8. Il résulte de l'instruction que, si Mme B s'est vu adresser 6 forfaits de post-stationnement les 10, 23, 24, 30 juin, 3 juillet 2020 et le 7 juillet 2022, seul l'avis de paiement du 7 juillet 2022 est postérieur au refus illégal opposé par le maire de Carnoux-en-Provence à sa demande du 19 octobre 2021. Ainsi, il n'existe pas de lien de causalité entre les préjudices qui auraient résulté de l'absence de réception des 5 premiers forfaits de post-stationnement et le refus illégal de l'administration. Concernant le 6ème forfait de post-stationnement, la requérante n'établissant pas ne pas avoir reçu le courrier l'informant de cet avis de paiement, alors qu'elle a pu l'établir pour d'autres avis de même nature, elle n'est pas fondée à se prévaloir du préjudice qui résulterait de la majoration du forfait de post-stationnement en cause, l'existence d'un lien de causalité entre ce préjudice et la faute de l'administration n'étant pas établie.

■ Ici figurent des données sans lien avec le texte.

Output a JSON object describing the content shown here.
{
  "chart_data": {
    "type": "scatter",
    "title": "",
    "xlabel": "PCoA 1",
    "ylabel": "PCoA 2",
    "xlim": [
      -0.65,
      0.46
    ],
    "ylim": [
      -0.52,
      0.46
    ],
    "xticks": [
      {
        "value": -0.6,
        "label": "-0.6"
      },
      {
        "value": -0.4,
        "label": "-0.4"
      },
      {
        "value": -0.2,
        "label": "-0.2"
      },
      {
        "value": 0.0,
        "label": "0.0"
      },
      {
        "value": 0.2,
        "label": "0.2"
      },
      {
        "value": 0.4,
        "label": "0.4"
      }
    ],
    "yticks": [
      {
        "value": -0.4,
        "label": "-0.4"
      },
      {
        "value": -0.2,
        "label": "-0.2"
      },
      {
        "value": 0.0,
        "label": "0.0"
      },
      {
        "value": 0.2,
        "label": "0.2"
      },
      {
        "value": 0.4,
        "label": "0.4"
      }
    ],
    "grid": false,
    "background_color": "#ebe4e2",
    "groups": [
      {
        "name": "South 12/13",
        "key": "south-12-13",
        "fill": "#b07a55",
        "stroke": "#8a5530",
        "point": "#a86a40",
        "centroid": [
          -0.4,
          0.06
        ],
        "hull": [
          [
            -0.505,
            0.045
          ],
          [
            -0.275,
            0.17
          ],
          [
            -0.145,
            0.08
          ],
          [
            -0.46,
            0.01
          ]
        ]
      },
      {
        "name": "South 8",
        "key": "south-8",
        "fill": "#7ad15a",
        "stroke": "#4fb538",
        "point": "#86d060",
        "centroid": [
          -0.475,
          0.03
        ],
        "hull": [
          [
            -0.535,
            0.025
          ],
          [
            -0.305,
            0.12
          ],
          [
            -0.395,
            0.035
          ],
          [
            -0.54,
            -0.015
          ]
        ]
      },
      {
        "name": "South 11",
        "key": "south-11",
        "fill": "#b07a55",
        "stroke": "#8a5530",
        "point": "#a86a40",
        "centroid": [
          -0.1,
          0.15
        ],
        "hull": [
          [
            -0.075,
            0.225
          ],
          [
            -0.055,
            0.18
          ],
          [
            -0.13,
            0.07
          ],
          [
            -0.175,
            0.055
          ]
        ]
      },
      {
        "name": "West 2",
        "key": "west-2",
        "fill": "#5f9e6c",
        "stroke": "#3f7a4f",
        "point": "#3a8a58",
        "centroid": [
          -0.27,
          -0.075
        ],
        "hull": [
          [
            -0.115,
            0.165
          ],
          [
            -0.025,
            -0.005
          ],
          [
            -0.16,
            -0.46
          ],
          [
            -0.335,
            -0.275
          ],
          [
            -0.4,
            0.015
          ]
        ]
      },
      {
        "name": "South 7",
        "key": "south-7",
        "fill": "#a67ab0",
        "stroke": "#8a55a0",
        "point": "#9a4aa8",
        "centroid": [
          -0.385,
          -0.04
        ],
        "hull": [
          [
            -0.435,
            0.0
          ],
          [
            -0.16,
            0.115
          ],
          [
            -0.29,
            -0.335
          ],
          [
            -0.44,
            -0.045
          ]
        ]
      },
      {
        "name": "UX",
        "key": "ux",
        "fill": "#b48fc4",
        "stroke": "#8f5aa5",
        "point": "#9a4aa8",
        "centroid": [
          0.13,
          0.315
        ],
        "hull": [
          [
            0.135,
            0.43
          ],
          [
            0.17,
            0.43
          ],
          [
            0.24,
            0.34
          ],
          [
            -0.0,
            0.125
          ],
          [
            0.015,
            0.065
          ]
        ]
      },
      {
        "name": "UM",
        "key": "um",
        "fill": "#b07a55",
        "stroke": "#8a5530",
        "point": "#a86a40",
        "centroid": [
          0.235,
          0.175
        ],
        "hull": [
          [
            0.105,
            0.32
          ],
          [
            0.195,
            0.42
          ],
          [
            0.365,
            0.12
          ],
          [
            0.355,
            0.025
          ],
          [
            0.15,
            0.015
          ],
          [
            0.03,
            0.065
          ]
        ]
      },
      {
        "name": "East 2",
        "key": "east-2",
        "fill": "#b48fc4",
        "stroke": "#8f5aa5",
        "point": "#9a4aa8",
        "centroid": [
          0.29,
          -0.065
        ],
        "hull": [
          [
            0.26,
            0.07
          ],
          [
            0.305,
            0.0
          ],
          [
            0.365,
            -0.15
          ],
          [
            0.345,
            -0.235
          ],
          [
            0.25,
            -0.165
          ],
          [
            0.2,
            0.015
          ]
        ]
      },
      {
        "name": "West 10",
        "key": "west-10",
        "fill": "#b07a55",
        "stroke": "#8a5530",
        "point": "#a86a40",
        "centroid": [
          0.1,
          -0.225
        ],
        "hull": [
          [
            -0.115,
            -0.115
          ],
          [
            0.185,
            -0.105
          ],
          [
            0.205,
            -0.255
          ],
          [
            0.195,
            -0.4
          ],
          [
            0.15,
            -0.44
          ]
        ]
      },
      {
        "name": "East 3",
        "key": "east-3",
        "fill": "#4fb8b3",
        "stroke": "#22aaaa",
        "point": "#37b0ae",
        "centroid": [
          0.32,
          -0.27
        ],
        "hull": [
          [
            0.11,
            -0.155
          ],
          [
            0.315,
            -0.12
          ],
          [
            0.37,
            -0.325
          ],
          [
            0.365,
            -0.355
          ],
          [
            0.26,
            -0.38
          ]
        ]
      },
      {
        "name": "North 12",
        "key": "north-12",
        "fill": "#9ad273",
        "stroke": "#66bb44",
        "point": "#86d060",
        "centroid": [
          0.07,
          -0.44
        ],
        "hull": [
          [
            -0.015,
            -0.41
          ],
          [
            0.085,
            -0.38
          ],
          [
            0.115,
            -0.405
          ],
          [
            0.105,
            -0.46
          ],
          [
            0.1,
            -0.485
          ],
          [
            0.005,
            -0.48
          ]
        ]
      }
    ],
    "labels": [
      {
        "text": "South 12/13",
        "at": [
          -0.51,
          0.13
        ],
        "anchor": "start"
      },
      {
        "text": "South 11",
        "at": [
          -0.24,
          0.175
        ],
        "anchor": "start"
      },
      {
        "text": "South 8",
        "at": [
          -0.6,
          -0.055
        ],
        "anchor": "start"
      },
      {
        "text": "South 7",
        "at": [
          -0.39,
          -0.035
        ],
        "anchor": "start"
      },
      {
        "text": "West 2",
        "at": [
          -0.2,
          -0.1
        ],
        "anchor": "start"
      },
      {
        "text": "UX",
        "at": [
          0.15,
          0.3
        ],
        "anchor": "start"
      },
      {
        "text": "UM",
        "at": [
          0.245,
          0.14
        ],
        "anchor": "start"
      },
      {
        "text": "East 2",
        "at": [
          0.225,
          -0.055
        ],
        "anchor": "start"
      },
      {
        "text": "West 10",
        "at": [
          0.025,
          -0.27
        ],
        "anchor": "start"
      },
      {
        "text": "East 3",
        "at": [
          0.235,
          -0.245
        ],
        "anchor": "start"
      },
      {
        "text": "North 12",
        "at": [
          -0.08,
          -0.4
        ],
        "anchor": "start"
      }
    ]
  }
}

9. En second lieu, Mme B sollicite d'être indemnisée d'un préjudice financier tiré du fait que n'ayant pas reçu le courrier de son fournisseur de gaz et d'électricité, elle aurait été privée de la possibilité de renégocier son contrat, alors que celui-ci qui prévoyait un déplafonnement des tarifs à l'issue d'une certaine durée, arrivait à son terme le 18 novembre 2022. Outre le fait que la requérante connaissait nécessairement, dès la signature initiale du contrat, la durée du plafonnement des tarifs, il ne résulte pas de l'instruction que le fournisseur de gaz et d'électricité aurait accepté de maintenir un plafond aux tarifs proposés à la requérante. Le préjudice invoqué n'est ainsi ni direct ni certain et les conclusions tendant à son indemnisation doivent donc être rejetées.
10. En troisième lieu, Mme B demande réparation de son préjudice moral constitué par les troubles dans ses conditions d'existence résultant de ses nombreuses démarches. Il résulte de l'instruction que du fait de l'absence de réception de certains courriers, Mme B a dû effectuer des démarches auprès de personnes privées et publiques en août 2021 puis de février à novembre 2022 et adresser des courriels notamment à son syndic de copropriété, à la direction générale des finances publiques, au département des Bouches-du-Rhône, à la Croix Rouge et à son assurance. Elle a dû également, dans le cadre de l'obtention d'une nouvelle carte d'assurée sociale, déclarer une adresse chez un tiers et prendre attache avec la Poste notamment en octobre 2021. Seuls les troubles postérieurs au refus du maire de Carnoux-en-Provence de procéder au numérotage sollicité le 19 octobre 2021 sont toutefois susceptibles d'être indemnisés et il en sera fait une juste appréciation en octroyant à la requérante une somme de 1 000 euros à ce titre.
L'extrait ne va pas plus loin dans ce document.